Benoît, quand vous avez quitté le monde pro en 2009, pensiez-vous pouvoir le retrouver un jour ?
Pas forcément, non. J’avais décidé de refaire du vélo en amateur avec un ami pour m’amuser. J’avais prévu d’arrêter le vélo de compétition tout en continuant à en faire pour le loisir à côté. Mais l’Armée de Terre a monté son projet. David Lima Da Costa nous a fait part de ses ambitions. C’était un rêve en 2010 quand il m’a appelé pour accéder au monde professionnel. C’était d’abord une DN et je devais être capitaine de route dans cette équipe amateur. Tous les ans nous avons progressé. David s’est mis de plus en plus à rêver à ce projet de faire passer l’équipe chez les pros. Après le titre de champion de France de Yann Guyot, il s’est décidé à le concrétiser. La réponse est intervenue au mois de décembre. Faire partie de ce projet, c’était pour moi la seule raison de revenir chez les pros.
Aviez-vous des doutes quant à sa réussite ?
Personnellement non, j’étais en formation militaire et j’avais complètement décroché du côté sportif du projet. Mais quand je suis revenu de mon stage, Yann Guyot et Romain Combaud m’ont dit qu’il y avait des hauts et des bas et que ça commençait à devenir compliqué. On a ressenti quelques tensions, surtout après le premier rejet de la ligue. Mais une quinzaine de jours plus tard, David nous a rassurés. Il nous a dit que c’était reparti et qu’il y croyait. Mi-novembre ou début décembre, on savait que c’était tout près d’aboutir. On a retrouvé l’espoir. C’était le moment de retrouver l’entraînement. On a fait en sorte de s’entraîner comme si on passait pro. Et puis mi-décembre, nous avons eu un premier accord verbal de monsieur le ministre. Ça concrétisait beaucoup d’espoirs et beaucoup d’attentes de notre part.

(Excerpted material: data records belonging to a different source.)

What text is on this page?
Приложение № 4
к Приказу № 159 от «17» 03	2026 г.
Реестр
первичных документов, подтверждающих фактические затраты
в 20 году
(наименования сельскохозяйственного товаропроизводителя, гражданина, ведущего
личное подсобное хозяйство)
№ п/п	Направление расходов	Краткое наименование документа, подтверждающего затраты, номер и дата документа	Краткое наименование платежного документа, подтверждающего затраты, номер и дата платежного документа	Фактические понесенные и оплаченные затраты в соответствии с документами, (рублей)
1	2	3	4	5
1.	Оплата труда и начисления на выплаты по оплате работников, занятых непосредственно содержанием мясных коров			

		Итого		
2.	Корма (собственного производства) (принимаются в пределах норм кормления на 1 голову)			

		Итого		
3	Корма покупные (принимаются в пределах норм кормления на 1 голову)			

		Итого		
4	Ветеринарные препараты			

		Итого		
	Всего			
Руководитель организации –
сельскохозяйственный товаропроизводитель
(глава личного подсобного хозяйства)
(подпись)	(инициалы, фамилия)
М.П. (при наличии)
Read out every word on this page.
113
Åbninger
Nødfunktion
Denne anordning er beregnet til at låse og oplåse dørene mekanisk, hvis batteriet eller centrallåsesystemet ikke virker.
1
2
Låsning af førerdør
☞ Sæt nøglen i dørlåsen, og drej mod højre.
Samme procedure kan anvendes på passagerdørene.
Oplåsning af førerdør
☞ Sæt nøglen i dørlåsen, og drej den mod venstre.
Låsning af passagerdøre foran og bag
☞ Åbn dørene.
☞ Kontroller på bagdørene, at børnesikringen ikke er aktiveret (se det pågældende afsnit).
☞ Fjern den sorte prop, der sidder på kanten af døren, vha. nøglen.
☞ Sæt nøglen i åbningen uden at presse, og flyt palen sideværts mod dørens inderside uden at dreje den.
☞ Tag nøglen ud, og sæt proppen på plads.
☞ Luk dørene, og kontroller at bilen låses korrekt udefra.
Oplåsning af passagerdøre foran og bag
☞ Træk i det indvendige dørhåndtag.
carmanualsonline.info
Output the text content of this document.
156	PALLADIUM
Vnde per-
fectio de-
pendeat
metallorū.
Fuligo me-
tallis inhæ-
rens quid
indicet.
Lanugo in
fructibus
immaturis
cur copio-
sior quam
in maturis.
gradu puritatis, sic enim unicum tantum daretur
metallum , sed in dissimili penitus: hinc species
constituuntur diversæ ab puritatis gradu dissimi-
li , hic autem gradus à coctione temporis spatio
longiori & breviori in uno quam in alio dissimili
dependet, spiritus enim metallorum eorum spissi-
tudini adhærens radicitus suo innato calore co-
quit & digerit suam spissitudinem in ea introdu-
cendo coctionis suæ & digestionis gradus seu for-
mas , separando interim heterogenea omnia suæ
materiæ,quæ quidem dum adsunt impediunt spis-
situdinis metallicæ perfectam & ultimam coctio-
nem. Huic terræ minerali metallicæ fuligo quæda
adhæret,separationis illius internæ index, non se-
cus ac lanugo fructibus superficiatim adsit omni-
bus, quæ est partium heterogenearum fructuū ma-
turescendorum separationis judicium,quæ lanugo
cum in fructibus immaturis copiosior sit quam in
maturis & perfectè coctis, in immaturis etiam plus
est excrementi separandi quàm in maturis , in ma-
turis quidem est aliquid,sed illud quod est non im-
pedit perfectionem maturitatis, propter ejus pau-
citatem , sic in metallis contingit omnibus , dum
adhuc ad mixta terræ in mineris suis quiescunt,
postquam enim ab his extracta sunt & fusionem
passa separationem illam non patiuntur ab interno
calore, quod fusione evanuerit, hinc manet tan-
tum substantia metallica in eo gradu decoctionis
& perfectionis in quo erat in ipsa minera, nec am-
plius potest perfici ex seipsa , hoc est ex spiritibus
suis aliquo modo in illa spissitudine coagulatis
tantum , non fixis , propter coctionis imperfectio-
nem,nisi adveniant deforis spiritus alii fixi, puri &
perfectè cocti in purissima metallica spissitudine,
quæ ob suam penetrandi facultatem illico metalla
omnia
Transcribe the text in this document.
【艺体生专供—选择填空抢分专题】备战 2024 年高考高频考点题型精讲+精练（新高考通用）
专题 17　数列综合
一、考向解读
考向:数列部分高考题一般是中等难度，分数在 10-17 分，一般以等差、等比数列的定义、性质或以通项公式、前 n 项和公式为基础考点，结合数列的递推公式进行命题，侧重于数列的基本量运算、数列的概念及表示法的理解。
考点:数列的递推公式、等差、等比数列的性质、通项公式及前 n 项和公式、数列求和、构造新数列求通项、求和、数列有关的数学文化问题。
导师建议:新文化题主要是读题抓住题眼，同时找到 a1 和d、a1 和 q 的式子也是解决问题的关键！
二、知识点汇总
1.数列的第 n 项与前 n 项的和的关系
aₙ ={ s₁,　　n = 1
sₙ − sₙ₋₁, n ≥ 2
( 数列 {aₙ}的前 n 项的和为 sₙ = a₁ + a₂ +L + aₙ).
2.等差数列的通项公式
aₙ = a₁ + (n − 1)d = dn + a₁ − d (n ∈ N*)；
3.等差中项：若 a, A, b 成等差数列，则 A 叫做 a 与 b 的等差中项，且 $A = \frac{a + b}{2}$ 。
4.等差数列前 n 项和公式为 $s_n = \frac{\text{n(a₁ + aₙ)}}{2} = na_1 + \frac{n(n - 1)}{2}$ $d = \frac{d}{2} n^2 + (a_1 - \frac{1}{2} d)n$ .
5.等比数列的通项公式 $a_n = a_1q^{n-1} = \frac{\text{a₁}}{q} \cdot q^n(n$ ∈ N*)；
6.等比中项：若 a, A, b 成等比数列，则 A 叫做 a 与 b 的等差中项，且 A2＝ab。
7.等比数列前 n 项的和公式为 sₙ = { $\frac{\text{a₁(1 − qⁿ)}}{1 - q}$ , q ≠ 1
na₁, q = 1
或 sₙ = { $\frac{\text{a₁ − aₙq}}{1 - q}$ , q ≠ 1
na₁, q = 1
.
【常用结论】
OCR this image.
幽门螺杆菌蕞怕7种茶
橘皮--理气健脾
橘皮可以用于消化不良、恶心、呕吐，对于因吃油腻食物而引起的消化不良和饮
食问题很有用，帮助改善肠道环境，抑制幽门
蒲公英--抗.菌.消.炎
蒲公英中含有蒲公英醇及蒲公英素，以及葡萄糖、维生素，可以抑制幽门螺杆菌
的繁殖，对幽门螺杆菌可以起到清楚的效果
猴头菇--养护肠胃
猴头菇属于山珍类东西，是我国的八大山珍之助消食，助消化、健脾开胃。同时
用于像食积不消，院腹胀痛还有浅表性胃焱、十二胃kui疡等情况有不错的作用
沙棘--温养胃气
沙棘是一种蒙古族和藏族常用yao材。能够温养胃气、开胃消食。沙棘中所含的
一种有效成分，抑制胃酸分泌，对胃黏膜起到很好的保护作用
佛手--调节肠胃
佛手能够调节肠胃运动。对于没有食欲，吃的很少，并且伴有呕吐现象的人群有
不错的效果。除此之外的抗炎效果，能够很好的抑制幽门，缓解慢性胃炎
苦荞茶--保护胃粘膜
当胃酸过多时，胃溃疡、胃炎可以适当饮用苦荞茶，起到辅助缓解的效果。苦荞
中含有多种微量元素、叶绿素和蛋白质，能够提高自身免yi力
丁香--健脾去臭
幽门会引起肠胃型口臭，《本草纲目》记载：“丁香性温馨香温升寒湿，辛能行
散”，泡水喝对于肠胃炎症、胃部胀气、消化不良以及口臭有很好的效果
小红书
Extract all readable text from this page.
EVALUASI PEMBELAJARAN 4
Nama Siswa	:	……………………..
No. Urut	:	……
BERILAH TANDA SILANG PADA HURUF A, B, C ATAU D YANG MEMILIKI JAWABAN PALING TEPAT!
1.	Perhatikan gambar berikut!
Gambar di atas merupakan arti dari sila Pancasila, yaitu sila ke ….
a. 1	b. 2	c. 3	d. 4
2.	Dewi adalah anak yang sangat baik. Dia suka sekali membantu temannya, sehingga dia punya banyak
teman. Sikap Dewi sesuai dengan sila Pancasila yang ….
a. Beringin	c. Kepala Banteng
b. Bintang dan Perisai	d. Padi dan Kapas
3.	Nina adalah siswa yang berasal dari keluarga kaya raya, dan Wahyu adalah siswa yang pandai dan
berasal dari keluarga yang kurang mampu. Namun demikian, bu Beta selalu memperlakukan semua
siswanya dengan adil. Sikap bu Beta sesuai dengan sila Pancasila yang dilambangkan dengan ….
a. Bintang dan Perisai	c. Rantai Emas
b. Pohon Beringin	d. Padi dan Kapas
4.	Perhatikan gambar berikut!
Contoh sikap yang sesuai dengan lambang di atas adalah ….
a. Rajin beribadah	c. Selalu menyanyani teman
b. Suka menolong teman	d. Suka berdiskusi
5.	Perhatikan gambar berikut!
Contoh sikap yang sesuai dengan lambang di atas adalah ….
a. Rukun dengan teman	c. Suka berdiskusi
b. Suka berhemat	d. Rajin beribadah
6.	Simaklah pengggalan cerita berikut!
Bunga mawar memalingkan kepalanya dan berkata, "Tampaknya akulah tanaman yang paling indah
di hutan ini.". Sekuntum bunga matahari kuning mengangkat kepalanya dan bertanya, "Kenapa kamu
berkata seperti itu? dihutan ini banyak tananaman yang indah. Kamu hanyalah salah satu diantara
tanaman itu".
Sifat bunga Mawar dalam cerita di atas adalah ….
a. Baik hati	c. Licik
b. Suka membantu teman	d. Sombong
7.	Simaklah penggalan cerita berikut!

Dans quel état d’esprit abordez-vous la saison ?
Un peu d’appréhension, mais surtout beaucoup de joie et d’envie. On y va dans l’esprit de découvrir le milieu. De toute façon, il faut tout reprendre à zéro. Il faudra s’adapter au niveau et revoir nos stratégies. On y va sans pression. Ou s’il y en a, elle est vraiment positive, du fait que ce soit de la découverte et du plaisir pour nous d’être là.
Sur quels aspects estimez-vous que le milieu pro a évolué depuis que vous l’avez quitté ?
On a vu qu’au niveau stratégique, tout est plus organisé au niveau des sprints. Les tactiques de course sont assez cadenassées. On a vu aussi que la préparation physique s’était professionnalisée dans toutes les équipes avec des entraîneurs mis à disposition, des capteurs de puissance, etc. Nous avons suivi la vague à moindre échelle, mais nous avons une belle marge de progression. C’est ce qui va nous permettre de grandir dans les années à venir.
Vous considérez-vous comme le leader de l’équipe ou aurez-vous un rôle de poisson-pilote ?
J’ai été poisson-pilote par le passé. Mon directeur sportif Jimmy Casper peut en témoigner puisque j’ai été dans son train quelques années. Sur la Marseillaise par exemple, nous avons décidé qu’il y aurait sept coureurs qui feraient la course, excepté moi qui serait préservé pour le sprint. Nous ne privilégions pas un coureur plus qu’un autre. Tout le monde a sa chance. Favoriser le coureur qui est à l’avant a toujours été notre philosophie. On va voir si c’est possible d’avoir cette stratégie chez les pros. Avoir un coureur à l’avant, ça permet toujours d’être tranquille derrière et de ne pas avoir la course en main. Quand ça arrivera au sprint, j’aurai toujours des copains pour me donner un coup de main.
Avez-vous travaillé sur la mise en place d’un train ?
Nous avons fait quelques exercices. Ça a été encore un peu léger. Le dernier stage s’est terminé fin janvier. Nous avons bossé différentes combinaisons. Mais il y a encore beaucoup de travail. Notre idée, c’est de nous imposer et avoir notre place parmi les équipes qui mettront un train en place lors des sprints.
Vous passez de gros poissons chez les amateurs à Petit-Poucet chez les pros. Qu’est-ce que cela change pour vous et votre équipe ?
Ça change l’approche de la course. Depuis deux ou trois ans, on avait le poids de la course. On savait que ce serait à nous d’imposer notre façon de courir, que l’on serait suivi et regardé. Maintenant c’est l’inverse. On va regarder ce qu’il se fait, copier, égaler et faire mieux peut-être dans quelques années.
Propos recueillis à Marseille le 1er février 2015.